The Challenge with High Traffic

Our platform experiences high traffic 24/7 and consists of multiple terabyte-sized databases.

A big-bang approach to migration was not feasible, so we needed to find another way.

While several services enable communication between different clusters, most of them are complex and directly rely on the underlying network of the cluster.
Since we lacked confidence in those solutions, we had to explore other options.

We considered using a VPN as a potential solution. However, after attempting this approach, we quickly realized that managing a VPN at that scale was chaotic, especially given that containers are not VPN-friendly.

After extensive research, we discovered Tailscale, a user-friendly tool for VPN management.

VPN Tunnels

What distinguishes Tailscale from a standard VPN is its effortless setup. Everything works out of the box, offering perfect network management. It can detect connection failures and automatically reconnect, and we found that it works flawlessly with containers.

Nevertheless, relying on a third-party service introduces external dependencies, which is something we usually avoid.
Fortunately, the Tailscale client is open source, and there is a great project called Headscale (supported by Tailscale) that aims to make the server part open source as well.

With Tailscale, we found a way to establish communication between different components, but we were still far from achieving our goal.

We can use Tailscale to create multiple VPN Tunnels.

VPN performance

To ensure a seamless migration without impacting the platform, we needed to verify the performance and stability of the communication.

Two factors affected these aspects: relays and resources.

Initially, when we attempted to replicate our main Postgres database, we encountered a significant decrease in network speed, only achieving 20MB/s.

After investigating and debugging Tailscale, we discovered that we were using a Tailscale Relay, which introduced substantial latency between the two clients.

This was expected since the clients couldn’t communicate directly and required a relay to establish a connection.

Unfortunately, this was not an acceptable solution for us. However, after conducting tests, we realized that enabling the hostNetwork option on one of the vpn-client pods resolved the issue.
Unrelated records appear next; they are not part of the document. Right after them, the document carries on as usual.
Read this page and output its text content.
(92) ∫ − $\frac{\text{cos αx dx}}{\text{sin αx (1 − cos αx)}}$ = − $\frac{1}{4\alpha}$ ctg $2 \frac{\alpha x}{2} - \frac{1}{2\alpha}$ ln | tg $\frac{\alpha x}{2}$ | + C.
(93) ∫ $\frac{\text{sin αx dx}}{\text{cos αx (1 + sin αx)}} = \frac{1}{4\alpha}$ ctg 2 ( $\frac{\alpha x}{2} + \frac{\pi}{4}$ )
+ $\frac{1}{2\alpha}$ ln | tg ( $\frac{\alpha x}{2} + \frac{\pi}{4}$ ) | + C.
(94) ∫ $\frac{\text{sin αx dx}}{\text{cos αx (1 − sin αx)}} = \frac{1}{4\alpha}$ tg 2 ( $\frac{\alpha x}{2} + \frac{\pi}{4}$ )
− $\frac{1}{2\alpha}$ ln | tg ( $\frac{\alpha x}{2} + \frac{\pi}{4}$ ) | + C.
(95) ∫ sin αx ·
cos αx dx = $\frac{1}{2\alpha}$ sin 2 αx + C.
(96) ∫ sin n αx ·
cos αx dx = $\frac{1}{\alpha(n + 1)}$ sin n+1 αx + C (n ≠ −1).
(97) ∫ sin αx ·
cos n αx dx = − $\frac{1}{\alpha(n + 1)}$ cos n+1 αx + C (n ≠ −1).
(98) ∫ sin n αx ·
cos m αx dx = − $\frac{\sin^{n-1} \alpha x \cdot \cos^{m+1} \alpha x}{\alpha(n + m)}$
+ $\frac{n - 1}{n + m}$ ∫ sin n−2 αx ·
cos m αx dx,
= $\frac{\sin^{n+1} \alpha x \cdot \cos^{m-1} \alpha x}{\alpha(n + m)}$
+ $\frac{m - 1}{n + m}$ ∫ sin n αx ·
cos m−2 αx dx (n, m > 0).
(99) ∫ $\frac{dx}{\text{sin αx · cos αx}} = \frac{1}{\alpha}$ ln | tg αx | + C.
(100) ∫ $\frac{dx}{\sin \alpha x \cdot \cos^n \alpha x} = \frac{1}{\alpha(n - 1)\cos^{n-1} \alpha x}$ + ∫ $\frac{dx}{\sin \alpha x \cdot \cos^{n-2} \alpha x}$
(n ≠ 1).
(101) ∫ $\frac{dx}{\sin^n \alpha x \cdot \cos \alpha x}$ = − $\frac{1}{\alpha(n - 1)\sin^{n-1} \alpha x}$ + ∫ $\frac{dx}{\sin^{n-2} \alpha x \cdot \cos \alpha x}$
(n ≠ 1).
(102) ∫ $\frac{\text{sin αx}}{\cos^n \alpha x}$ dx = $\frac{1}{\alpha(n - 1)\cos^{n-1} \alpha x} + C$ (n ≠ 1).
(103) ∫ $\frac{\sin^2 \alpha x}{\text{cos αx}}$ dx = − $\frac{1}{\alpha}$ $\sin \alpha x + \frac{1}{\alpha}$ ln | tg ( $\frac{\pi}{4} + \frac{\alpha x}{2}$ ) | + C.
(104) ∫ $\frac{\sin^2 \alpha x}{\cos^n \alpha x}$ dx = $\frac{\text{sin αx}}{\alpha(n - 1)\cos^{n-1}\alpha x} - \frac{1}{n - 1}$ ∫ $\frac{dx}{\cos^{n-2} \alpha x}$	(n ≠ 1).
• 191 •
It allowed for a direct connection between the two clients.

After making this adjustment, we tested again, but the bandwidth remained too low, reaching only about 60MB/s.

The solution was straightforward this time: to accommodate higher bandwidth, the vpn-clients required more resources.

Through further testing and optimization, we achieved a stable bandwidth of 150MB/s with a latency of 5–6ms for each vpn-tunnel.

Bandwidth of a VPN-Tunnel

With the performance requirements met, we were ready to proceed.

Practice in Kubernetes

To simplify management, we created a custom Docker image that facilitated proxying one or more services in either direction through Tailscale.

For example, our main Postgres instance needed to persist on the old cluster until the final promotion of a new replica (scheduled for the last day of migration). Additionally, we had to expose it in the new cluster so that every service could write to it, and new replicas could be created and kept aligned with it.
The following schema illustrates our approach:

Example of the database communication with Tailscale

While we knew how to utilize VPN tunnels in Kubernetes, we needed to integrate them into our Infrastructure as Code (IaC) to ensure easy usage during the migration.

Integrating VPN Tunnels with IaC

Our migration plan involved creating a new namespace where all the Tailscale clients would run. We then remapped the application services to the Tailscale clients within that namespace. Consequently, at the application level, the migration would be transparent. Each time we moved an application to the new cluster, the Kubernetes services would point to the migrated application without requiring any changes.

Here’s how we accomplished this using cdk8s, the IaC tool we employ.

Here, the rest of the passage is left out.